Il y a quelques données relatives aux institutions dont nous pouvons tenir compte. Tout d'abord, il faut vérifier le pourcentage réel de femmes dans les forces armées, puis aller bien plus loin. Quel est le taux de maintien en poste des femmes, particulièrement en fonction des échelons? Est-ce qu'il y a une forte concentration aux niveaux inférieurs, mais un nombre croissant de femmes qui quittent les forces? Comme le disait Sanam, examinons-nous la situation en nous demandant quelles sont les raisons?

Il s'agit d'examiner les niveaux de service dans les différents volets des forces armées, de la GRC également, de vérifier le nombre de femmes qui occupent des postes à des échelons supérieurs et de retenir l'idée de masse critique. À mon avis, nous constatons que nous ne pouvons pas simplement vouloir intégrer quelques femmes de plus dans un milieu largement dominé par les hommes et nous attendre à ce qu'elles s'expriment au nom de toutes les femmes, se comportent de la façon dont nous croyons qu'elles devraient se comporter et représentent les points de vue des femmes, par exemple. Nous devons comprendre que tout comme les hommes, les femmes forment un groupe diversifié, et qu'il nous en faut un plus grand nombre pour obtenir l'ensemble des avantages que procure une force plus diversifiée.

Nous pourrions examiner certains aspects pour mesurer le succès du programme au sein des forces. Bien entendu, la façon dont les forces se comportent dans le cadre de leurs activités a des répercussions. À cet égard, il s'agirait de déterminer dans quelle mesure leurs relations avec les populations civiles sont constructives, que ce soit au Canada ou dans les théâtres d'opérations, et à quel point la définition de la sécurité évolue.

Comme le disait Sanam, la définition plus vaste de la sécurité qui ne se limite pas à la protection contre les chars d'assaut et les fusils doit évoluer pour être davantage axée sur la sécurité des collectivités, tant à la maison qu'ailleurs. Cela ne correspond pas toujours au mandat des membres des forces, mais il s'agit pour eux de comprendre que les collectivités qu'ils servent ont une notion différente de la sécurité. Je sais qu'il nous faut un ensemble mesures pour évaluer les progrès réalisés au sein des forces et leurs répercussions.

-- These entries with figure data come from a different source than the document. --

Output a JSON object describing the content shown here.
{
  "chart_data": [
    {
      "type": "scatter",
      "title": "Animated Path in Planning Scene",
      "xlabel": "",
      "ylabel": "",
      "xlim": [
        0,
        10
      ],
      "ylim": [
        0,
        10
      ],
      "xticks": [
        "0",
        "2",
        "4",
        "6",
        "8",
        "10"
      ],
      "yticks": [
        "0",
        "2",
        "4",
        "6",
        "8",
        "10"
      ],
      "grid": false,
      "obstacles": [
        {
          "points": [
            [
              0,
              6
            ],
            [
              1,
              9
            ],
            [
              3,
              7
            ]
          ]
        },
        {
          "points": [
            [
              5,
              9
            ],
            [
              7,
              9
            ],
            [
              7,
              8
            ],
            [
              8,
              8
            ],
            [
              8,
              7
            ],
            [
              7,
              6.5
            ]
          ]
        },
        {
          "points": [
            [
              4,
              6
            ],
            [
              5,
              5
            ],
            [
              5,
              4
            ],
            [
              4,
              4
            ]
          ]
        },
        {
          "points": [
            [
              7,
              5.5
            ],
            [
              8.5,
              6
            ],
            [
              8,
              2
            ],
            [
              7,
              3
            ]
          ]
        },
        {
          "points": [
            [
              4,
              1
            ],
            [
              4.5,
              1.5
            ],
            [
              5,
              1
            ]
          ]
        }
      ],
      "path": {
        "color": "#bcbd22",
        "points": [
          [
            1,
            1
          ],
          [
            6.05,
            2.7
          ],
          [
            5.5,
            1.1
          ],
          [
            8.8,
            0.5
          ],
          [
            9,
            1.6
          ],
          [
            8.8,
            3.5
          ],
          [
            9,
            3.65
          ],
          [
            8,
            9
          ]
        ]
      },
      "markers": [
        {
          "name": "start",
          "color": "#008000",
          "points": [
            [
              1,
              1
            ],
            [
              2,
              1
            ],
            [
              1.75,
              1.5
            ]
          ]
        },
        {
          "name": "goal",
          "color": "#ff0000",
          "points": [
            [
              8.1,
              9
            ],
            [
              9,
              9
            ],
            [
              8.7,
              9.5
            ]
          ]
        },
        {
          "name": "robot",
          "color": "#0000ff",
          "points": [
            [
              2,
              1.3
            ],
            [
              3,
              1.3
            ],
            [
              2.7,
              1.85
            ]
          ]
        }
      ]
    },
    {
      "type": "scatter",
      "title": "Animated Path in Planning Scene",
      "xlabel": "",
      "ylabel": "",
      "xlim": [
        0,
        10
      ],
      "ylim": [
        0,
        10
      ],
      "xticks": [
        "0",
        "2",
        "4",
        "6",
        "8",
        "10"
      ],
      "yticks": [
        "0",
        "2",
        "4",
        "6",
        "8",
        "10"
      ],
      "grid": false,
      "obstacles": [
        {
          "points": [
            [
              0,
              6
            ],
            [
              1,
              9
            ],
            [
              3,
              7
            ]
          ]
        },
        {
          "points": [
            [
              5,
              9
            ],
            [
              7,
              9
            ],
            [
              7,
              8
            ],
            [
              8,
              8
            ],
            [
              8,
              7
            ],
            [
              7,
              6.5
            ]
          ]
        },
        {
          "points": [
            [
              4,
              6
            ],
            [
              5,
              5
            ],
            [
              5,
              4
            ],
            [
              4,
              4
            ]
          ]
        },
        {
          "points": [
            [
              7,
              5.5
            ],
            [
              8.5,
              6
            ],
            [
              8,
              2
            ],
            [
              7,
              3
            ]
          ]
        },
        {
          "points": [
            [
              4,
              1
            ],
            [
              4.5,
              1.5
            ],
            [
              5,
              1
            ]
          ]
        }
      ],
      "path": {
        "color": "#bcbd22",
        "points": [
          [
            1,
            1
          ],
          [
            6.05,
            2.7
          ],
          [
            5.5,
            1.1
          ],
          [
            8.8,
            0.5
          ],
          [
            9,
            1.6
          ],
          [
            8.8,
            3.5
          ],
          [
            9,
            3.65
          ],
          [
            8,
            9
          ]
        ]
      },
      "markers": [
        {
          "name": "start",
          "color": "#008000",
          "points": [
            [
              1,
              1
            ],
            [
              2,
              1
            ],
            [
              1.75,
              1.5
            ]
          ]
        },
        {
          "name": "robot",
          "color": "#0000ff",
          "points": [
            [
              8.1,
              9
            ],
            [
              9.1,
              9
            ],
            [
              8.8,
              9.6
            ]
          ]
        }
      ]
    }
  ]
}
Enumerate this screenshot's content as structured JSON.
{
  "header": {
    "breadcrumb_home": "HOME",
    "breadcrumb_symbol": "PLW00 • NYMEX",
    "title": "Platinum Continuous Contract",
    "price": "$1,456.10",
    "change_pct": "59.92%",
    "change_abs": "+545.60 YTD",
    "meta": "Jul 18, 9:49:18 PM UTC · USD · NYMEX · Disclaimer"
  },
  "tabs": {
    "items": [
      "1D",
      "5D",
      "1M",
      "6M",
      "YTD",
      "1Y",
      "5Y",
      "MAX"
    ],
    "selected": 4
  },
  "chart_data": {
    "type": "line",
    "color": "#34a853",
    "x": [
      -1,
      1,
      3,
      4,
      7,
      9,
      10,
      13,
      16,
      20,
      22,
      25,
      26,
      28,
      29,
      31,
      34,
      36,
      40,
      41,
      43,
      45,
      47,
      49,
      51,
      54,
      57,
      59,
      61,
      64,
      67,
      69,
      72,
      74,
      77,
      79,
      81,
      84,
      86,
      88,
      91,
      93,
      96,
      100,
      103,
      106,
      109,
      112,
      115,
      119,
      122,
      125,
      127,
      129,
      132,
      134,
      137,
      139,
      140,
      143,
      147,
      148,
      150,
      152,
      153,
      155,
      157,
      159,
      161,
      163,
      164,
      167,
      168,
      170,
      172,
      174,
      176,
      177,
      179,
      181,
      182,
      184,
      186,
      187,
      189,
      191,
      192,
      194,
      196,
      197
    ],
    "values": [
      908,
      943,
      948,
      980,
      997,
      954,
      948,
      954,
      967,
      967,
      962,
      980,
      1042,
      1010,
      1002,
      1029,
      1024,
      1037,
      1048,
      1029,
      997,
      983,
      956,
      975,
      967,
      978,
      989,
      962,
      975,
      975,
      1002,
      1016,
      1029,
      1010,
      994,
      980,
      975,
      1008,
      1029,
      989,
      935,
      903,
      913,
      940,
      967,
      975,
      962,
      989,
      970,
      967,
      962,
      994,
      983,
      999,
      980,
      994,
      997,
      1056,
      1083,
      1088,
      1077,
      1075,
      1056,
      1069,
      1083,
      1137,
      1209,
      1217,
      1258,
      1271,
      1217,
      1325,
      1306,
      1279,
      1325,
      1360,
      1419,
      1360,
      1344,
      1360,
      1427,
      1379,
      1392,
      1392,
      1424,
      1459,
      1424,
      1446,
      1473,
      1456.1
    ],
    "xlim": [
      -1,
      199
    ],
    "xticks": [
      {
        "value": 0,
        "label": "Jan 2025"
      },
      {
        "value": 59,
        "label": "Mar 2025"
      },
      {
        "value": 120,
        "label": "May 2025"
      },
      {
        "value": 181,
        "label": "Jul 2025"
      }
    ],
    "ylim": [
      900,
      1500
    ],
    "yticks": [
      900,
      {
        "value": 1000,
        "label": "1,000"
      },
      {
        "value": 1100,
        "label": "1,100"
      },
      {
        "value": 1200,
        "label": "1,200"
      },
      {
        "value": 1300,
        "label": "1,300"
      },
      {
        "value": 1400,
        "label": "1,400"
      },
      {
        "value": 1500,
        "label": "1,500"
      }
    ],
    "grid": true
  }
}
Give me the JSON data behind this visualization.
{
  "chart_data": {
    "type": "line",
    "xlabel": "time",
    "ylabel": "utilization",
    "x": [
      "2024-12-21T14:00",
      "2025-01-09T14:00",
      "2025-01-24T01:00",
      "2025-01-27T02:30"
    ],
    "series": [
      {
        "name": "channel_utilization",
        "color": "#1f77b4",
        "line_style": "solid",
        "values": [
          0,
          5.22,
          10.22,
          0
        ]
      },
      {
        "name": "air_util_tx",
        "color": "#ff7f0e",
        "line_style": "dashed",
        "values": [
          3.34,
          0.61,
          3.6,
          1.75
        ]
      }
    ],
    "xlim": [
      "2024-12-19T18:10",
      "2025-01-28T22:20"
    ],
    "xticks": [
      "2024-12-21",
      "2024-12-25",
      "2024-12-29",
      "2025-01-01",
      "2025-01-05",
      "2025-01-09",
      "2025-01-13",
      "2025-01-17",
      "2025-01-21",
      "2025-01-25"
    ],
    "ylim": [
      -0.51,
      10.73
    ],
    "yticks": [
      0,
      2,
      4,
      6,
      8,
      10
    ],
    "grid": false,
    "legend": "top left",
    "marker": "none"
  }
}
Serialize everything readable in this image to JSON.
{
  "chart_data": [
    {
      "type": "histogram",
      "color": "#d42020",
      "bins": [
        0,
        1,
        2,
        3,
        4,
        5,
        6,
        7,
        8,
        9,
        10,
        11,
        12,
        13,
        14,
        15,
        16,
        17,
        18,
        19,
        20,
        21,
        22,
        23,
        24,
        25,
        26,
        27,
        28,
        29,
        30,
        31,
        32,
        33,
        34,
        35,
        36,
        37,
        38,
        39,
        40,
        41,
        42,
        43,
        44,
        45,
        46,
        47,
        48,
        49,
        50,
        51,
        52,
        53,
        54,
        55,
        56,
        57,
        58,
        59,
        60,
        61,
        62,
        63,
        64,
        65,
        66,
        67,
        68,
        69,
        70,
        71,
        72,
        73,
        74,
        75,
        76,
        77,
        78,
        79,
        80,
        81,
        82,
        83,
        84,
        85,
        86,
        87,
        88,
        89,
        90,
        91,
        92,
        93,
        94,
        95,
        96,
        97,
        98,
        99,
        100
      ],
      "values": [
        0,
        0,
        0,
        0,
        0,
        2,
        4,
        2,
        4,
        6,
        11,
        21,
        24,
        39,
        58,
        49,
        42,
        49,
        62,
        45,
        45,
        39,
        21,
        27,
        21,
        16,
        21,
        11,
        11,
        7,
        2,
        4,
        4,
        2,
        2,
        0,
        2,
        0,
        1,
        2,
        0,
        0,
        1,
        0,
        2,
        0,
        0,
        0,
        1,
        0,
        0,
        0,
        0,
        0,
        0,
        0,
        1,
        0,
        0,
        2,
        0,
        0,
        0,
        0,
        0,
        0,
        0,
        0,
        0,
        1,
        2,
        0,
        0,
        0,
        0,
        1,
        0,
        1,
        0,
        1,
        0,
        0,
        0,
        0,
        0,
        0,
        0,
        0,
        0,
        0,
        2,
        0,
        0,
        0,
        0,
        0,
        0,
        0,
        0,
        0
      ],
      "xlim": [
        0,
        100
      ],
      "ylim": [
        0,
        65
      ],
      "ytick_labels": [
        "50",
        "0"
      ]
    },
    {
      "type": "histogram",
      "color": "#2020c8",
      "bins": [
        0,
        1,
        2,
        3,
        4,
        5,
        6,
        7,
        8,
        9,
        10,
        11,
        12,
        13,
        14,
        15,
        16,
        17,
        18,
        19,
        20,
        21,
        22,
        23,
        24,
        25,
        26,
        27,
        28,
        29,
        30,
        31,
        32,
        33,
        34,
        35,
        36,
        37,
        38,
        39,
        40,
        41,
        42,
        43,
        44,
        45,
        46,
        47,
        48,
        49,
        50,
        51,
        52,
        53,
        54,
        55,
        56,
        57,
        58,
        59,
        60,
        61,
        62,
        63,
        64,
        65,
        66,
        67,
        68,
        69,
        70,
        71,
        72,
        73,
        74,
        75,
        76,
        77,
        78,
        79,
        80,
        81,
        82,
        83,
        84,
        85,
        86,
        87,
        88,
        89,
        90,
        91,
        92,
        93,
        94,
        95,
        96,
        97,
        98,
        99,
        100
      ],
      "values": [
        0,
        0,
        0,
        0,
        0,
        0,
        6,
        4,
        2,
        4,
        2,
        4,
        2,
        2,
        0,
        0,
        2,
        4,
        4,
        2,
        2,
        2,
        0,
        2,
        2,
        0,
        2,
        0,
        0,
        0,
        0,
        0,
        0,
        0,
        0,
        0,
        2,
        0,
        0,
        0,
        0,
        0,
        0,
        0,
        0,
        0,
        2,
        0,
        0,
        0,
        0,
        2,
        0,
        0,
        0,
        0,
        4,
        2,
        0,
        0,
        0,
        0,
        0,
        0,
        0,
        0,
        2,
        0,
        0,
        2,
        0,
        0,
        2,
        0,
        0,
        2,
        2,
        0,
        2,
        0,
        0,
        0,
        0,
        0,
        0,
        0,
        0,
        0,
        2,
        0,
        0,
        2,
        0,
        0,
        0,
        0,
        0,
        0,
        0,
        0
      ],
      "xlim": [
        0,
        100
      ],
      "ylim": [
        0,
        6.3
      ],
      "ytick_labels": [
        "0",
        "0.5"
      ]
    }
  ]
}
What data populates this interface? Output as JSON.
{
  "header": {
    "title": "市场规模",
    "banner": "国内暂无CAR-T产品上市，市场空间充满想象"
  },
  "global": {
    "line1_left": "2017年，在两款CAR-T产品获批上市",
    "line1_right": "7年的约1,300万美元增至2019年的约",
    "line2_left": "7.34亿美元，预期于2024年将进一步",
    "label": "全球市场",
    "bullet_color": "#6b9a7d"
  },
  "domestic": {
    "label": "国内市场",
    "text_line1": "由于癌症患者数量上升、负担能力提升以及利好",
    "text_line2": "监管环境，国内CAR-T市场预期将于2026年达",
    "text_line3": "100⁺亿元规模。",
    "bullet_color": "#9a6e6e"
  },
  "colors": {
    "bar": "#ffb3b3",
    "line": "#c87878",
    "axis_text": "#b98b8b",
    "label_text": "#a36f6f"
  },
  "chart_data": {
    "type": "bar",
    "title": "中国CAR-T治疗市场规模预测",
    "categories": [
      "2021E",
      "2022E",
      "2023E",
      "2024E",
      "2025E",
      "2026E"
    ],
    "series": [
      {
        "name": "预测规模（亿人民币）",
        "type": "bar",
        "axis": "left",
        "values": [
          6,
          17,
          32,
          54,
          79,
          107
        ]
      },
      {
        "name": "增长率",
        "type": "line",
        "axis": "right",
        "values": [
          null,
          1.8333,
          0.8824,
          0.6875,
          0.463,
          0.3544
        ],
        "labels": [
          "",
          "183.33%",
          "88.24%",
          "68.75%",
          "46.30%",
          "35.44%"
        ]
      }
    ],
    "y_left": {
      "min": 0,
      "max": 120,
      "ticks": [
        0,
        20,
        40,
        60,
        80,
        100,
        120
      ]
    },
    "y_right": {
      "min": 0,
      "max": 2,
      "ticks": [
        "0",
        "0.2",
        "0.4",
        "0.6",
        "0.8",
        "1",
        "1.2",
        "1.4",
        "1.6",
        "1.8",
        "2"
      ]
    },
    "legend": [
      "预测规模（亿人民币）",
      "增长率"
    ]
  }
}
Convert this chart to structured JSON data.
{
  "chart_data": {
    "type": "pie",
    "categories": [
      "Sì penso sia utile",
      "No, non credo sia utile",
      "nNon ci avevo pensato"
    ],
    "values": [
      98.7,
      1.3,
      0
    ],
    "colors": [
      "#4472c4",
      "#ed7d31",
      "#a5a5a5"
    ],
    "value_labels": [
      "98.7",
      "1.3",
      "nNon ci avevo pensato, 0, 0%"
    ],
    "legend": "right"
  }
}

Nous n'avons pas pu le faire dans le cadre de notre évaluation, soit examiner les répercussions du plan d'action national dans les collectivités auprès desquelles les Forces canadiennes et les diplomates travaillent dans le monde.

La présidente : Et pour ce qui est de la discrimination?

Mme O'Neill : J'aimerais dire deux choses à ce sujet. Premièrement, nous ne réglerons pas les problèmes de discrimination ou les problèmes liés à ce que vivent des femmes dans les forces armées à moins que nous comprenions bien leur contribution à la mission de base ou au mandat de nos forces armées et que nous comprenions bien les différents avantages de leur présence pour les services, les avantages qui améliorent la mission de ces services, qui augmentent leur capacité d'accomplir nos objectifs canadiens dans le cadre d'opérations militaires. Nous savons que nous avons besoin de cette diversité. Nous entendons toujours des gens des plus hauts échelons se demander pourquoi c'est nécessaire. Ce n'est pas que nous devons le faire parce que nous avons un mandat ou parce qu'une résolution a été adoptée par le Conseil de sécurité des Nations Unies. Nous devons faire voir aux gens les raisons pour lesquelles nous avons besoin des femmes, et non seulement des femmes, mais de la diversité à divers égards, d'une force qui représente les collectivités qu'elle aide.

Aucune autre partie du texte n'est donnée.